Accidental connections

Recent studies show that if situations like the one above aren’t carefully managed, a cocktail of neurochemicals like adrenalin and norepinephrine are released by the brain and the limbic system is activated. The limbic system is a region of the brain that triggers emotions and memories that may be many years – if not decades – old. Once aroused it thinks very pessimistically and makes accidental connections. This creates a strong ‘fight or flight’ response because it is looking for problems and remembering painful emotions.

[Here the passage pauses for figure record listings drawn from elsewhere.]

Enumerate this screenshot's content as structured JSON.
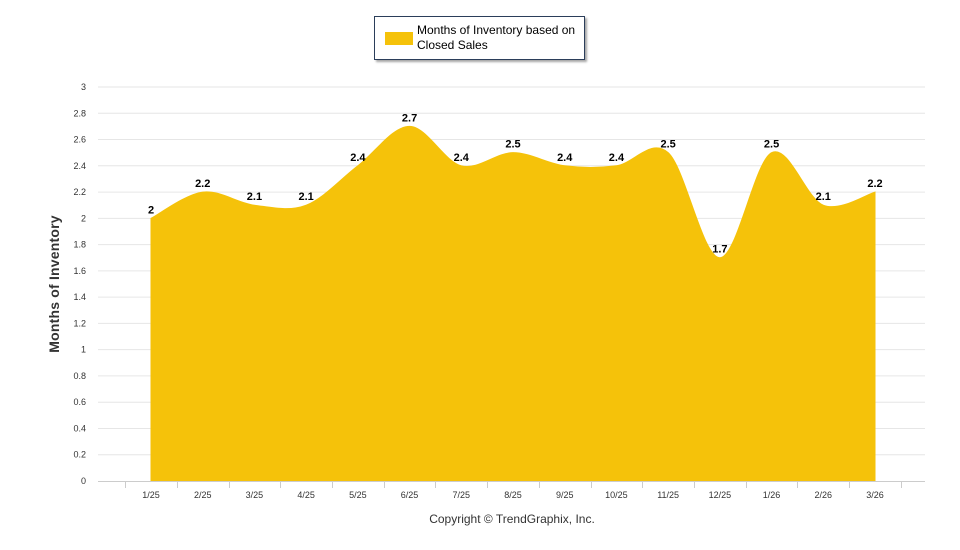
{
  "chart_data": {
    "type": "area",
    "categories": [
      "1/25",
      "2/25",
      "3/25",
      "4/25",
      "5/25",
      "6/25",
      "7/25",
      "8/25",
      "9/25",
      "10/25",
      "11/25",
      "12/25",
      "1/26",
      "2/26",
      "3/26"
    ],
    "series": [
      {
        "name": "Months of Inventory based on Closed Sales",
        "values": [
          2,
          2.2,
          2.1,
          2.1,
          2.4,
          2.7,
          2.4,
          2.5,
          2.4,
          2.4,
          2.5,
          1.7,
          2.5,
          2.1,
          2.2
        ],
        "labels": [
          "2",
          "2.2",
          "2.1",
          "2.1",
          "2.4",
          "2.7",
          "2.4",
          "2.5",
          "2.4",
          "2.4",
          "2.5",
          "1.7",
          "2.5",
          "2.1",
          "2.2"
        ],
        "color": "#f5c20a"
      }
    ],
    "ylabel": "Months of Inventory",
    "xlabel": "",
    "ylim": [
      0,
      3
    ],
    "yticks": [
      0,
      0.2,
      0.4,
      0.6,
      0.8,
      1,
      1.2,
      1.4,
      1.6,
      1.8,
      2,
      2.2,
      2.4,
      2.6,
      2.8,
      3
    ],
    "ytick_labels": [
      "0",
      "0.2",
      "0.4",
      "0.6",
      "0.8",
      "1",
      "1.2",
      "1.4",
      "1.6",
      "1.8",
      "2",
      "2.2",
      "2.4",
      "2.6",
      "2.8",
      "3"
    ],
    "grid": true,
    "legend_position": "top-center",
    "credit": "Copyright © TrendGraphix, Inc."
  },
  "colors": {
    "area": "#f5c20a",
    "grid": "#e6e6e6",
    "axis": "#cccccc",
    "tick_text": "#333333",
    "label_text": "#000000"
  }
}
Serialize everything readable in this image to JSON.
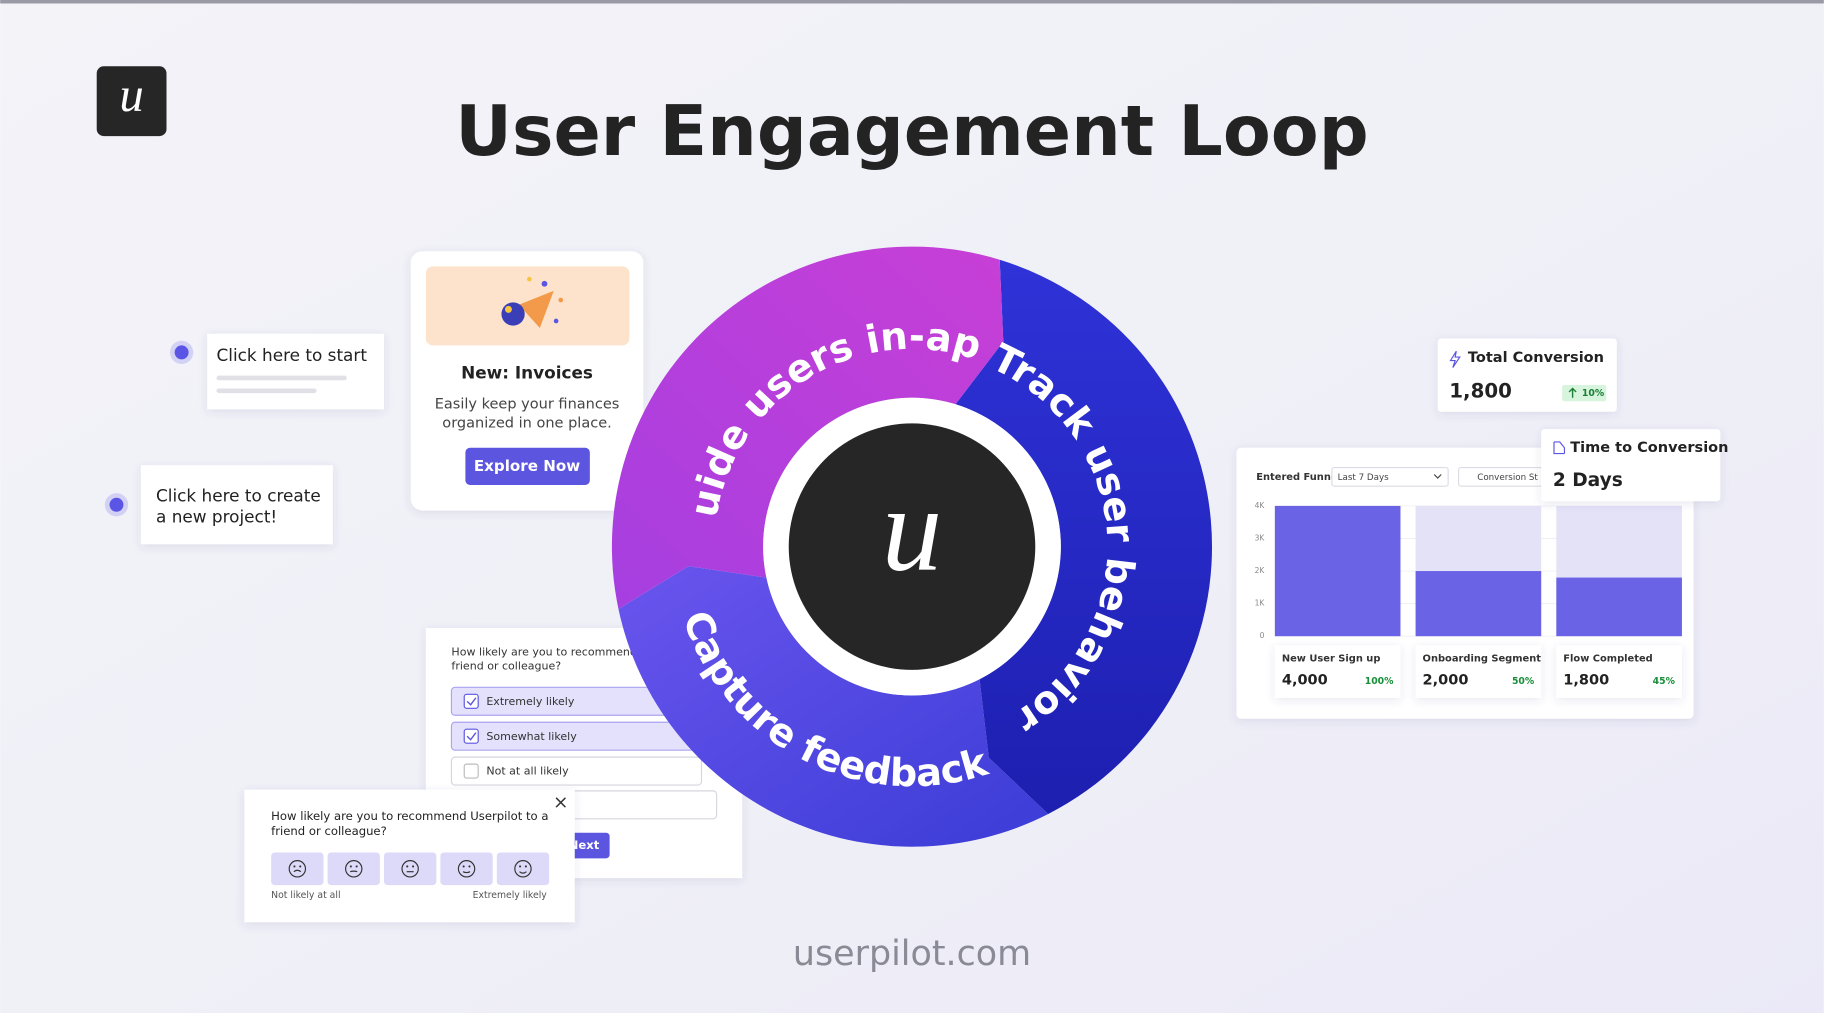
{
  "brand": {
    "logo": "u"
  },
  "header": {
    "title": "User Engagement Loop"
  },
  "loop": {
    "segments": [
      "Guide users in-app",
      "Track user behavior",
      "Capture feedback"
    ]
  },
  "tooltips": [
    [
      "Click here to start"
    ],
    [
      "Click here to create",
      "a new project!"
    ]
  ],
  "announcement": {
    "title": "New: Invoices",
    "body": [
      "Easily keep your finances",
      "organized in one place."
    ],
    "button": "Explore Now"
  },
  "survey": {
    "question": [
      "How likely are you to recommend",
      "friend or colleague?"
    ],
    "options": [
      "Extremely likely",
      "Somewhat likely",
      "Not at all likely"
    ],
    "button": "Next"
  },
  "nps": {
    "question": [
      "How likely are you to recommend Userpilot to a",
      "friend or colleague?"
    ],
    "low": "Not likely at all",
    "high": "Extremely likely"
  },
  "metrics": {
    "total_conversion": {
      "label": "Total Conversion",
      "value": "1,800",
      "change": "10%"
    },
    "time_to_conversion": {
      "label": "Time to Conversion",
      "value": "2 Days"
    }
  },
  "funnel": {
    "type": "bar",
    "title": "Entered Funnel",
    "range": "Last 7 Days",
    "view": "Conversion St",
    "categories": [
      "New User Sign up",
      "Onboarding Segment",
      "Flow Completed"
    ],
    "values": [
      4000,
      2000,
      1800
    ],
    "value_labels": [
      "4,000",
      "2,000",
      "1,800"
    ],
    "shares": [
      "100%",
      "50%",
      "45%"
    ],
    "color": "#6a63e6",
    "ylim": [
      0,
      4000
    ],
    "yticks": [
      0,
      {
        "value": 1000,
        "label": "1K"
      },
      {
        "value": 2000,
        "label": "2K"
      },
      {
        "value": 3000,
        "label": "3K"
      },
      {
        "value": 4000,
        "label": "4K"
      }
    ]
  },
  "footer": "userpilot.com"
}
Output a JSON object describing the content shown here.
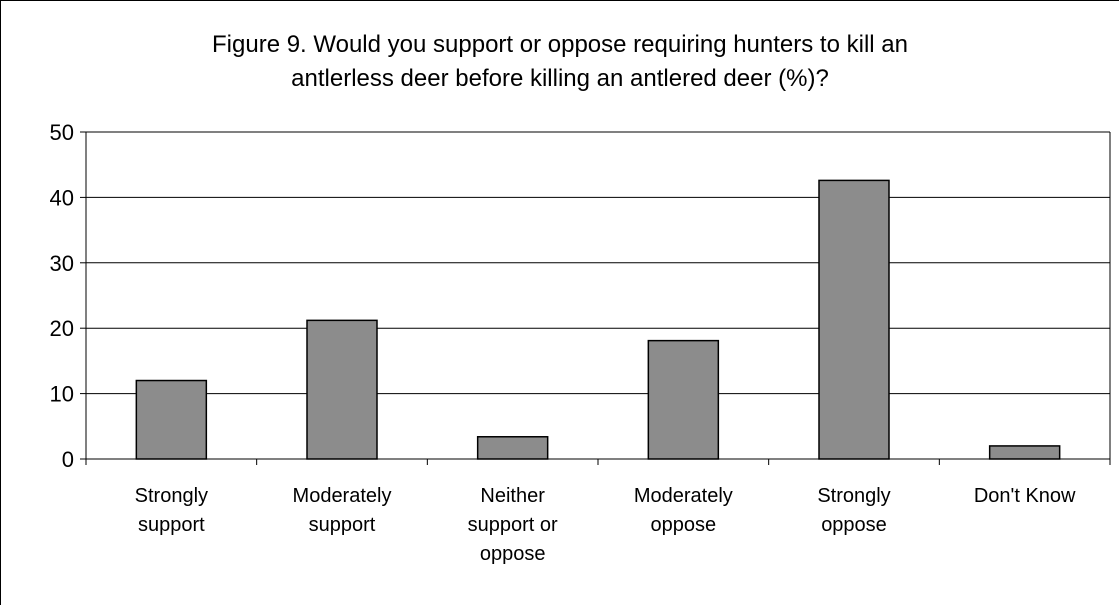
{
  "chart_data": {
    "type": "bar",
    "title_lines": [
      "Figure 9. Would you support or oppose requiring hunters to kill an",
      "antlerless deer before killing an antlered deer (%)?"
    ],
    "categories": [
      [
        "Strongly",
        "support"
      ],
      [
        "Moderately",
        "support"
      ],
      [
        "Neither",
        "support or",
        "oppose"
      ],
      [
        "Moderately",
        "oppose"
      ],
      [
        "Strongly",
        "oppose"
      ],
      [
        "Don't Know"
      ]
    ],
    "values": [
      12,
      21.2,
      3.4,
      18.1,
      42.6,
      2
    ],
    "ylim": [
      0,
      50
    ],
    "yticks": [
      "0",
      "10",
      "20",
      "30",
      "40",
      "50"
    ],
    "xlabel": "",
    "ylabel": "",
    "grid": true,
    "legend": "none",
    "colors": {
      "bar_fill": "#8c8c8c",
      "bar_stroke": "#000000",
      "grid": "#000000",
      "text": "#000000"
    }
  }
}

In his fascinating book “Your Brain at Work” David Rock explains that the balance of how we feel amongst others is actually dictated by our perception of Status. Your brain maintains and continuously updates complex maps of the “Pecking Order” of the people around you.  The studies he mentions in the book show that you create a representation of your own and someone else’s status in the brain whenever you communicate and this influences how you react with others.  Changes in status (your perception of the pecking order) bring about changes in how millions of neurons are connected. This is powerful stuff because it’s one of the primary rewards or threats in human beings.

Rock mentions that “If you have ever been in a relationship where one partner starts earning more money than the other you will have perceived these wide-scale changes in brain circuitry taking place and which can bring some interesting challenges”.